Hello, GuMing!
Code:
A
o
* : *
* *:* *
* ::: *
E o B *:::* B o B
* : A : *
* *:::::* *
* ::::::: *
o * * * o
D C
Show that a regular pentagon can be divided into 2010 triangles:
. . where 1 is type A and 2009 are type B.
Type A triangle has angles: .72°, 72°, 36°.
Type B triangle has angles: .36°, 36°, 108°.
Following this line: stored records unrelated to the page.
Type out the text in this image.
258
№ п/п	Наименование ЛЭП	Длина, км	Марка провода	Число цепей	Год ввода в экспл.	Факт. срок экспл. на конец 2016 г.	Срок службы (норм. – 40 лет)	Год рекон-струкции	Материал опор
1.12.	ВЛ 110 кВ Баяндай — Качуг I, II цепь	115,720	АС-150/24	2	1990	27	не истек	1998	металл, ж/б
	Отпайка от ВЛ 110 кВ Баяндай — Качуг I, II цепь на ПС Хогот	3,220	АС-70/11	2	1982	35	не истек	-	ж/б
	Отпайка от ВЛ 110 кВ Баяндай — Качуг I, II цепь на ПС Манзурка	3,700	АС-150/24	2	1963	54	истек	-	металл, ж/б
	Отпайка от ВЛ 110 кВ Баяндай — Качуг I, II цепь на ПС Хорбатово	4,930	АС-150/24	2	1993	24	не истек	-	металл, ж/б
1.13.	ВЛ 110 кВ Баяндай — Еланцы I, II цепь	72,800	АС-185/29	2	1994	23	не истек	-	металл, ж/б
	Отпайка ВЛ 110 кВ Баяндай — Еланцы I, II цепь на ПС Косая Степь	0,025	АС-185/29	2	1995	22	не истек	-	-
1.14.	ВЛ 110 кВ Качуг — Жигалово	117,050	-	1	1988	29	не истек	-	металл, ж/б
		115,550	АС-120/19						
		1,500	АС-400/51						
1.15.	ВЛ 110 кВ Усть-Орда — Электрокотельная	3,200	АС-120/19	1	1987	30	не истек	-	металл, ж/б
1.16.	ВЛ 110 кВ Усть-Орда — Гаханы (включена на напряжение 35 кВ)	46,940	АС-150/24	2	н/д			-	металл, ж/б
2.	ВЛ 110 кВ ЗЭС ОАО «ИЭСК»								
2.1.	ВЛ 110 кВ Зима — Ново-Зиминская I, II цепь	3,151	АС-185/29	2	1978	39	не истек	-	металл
In the above diagram, the pentagon is divided into: . 1 Type A, 2 Type B.
Consider the Type A triangle:
Code:
A
*
/ \
/36°\
/ \
/ 2 \ F
/ 108° *
/ *72°\
/ * \
/36°* 1 \
/ * 36° 72° \
D o - - - - - - - - - o C
Bisect $\displaystyle \angle D.$
$\displaystyle \Delta DFC$ is a Type A triangle.
$\displaystyle \Delta AFD$ is a Type B triangle.
That is, a Type A triangle can be divided into: 1 Type A and 1 Type B.
We have divided the pentagon into: 1 Type A, 3 Type B.
Repeat the process with Type A triangle $\displaystyle DFC$
. . and we have: 1 Type A, 4 Type B.
and so on . . .
Therefore, starting with Type A triangle $\displaystyle ACD$,
. . perform the angle-bisection 2007 times
and we will have 1 Type A and 2009 Type B triangles.